I would be tempted to say that $Xf = 2x^2+2y^2$ i.e. the vector field $X$ transforms $f$ in a function with constant value w.r.t. $z$, or, also, that I can see $X$ as $x\frac{\partial}{\partial x}+y\frac{\partial}{\partial y}+0\frac{\partial}{\partial z}$ as if the field is living in a 2 dimensional subspace of a 3 dimensional tangent space... or.. am I loosing something here and the author meant something deeper?
Any suggestion welcome and sorry for the silly question.
I believe that Tu introduces the tangent space of $M$ at $p$ as the set of $\mathbb{R}-$derivations of $\mathscr{C}^\infty_p(M)$. A vector field over $U\subseteq M$ is then an element of $\operatorname{Der}_{\mathbb{R}}(\mathscr{C}^\infty(U)).$ That is, it is a $\mathbb{R}-$linear operator $\partial: \mathscr{C}^\infty(U)\to \mathscr{C}^\infty(U)$ satisfying the Leibniz rule $\partial(fg)=g\partial(f)+f\partial(g)$.
In our case, we have $\mathbb{R}^3=M=U$, and the derivation $\partial=X=x\frac{\partial}{\partial x}+y\frac{\partial}{\partial y}.$ Given a point $p\in U$ we can extract from this vector field a tangent vector, $X_p=x(p)\frac{\partial}{\partial x}|_p+y(p)\frac{\partial}{\partial y}|_p$. Indeed, pointwise $X_p$ lives in a two dimensional subspace of $T_p\mathbb{R}^3$ spanned by $\frac{\partial}{\partial x}|_p$ and $\frac{\partial}{\partial y}|_p$.

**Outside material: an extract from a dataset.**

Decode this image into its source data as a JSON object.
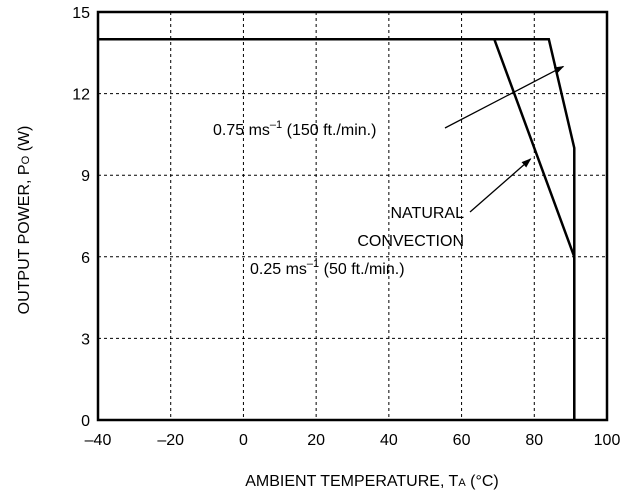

Applying $X$ to the function $f$, we get a function $Xf\in \mathscr{C}^\infty(\mathbb{R}^3)$ by the natural rule: $$ X(f)=x\cdot \frac{\partial f}{\partial x}+y\cdot \frac{\partial f}{\partial y}=2x^2+2y^2$$ as you wrote. The fact that this function does not depend on $z$ is a coincidence. For instance, if we chose $g=xyz$, then $$ X(g)=xyz+xyz=2xyz.$$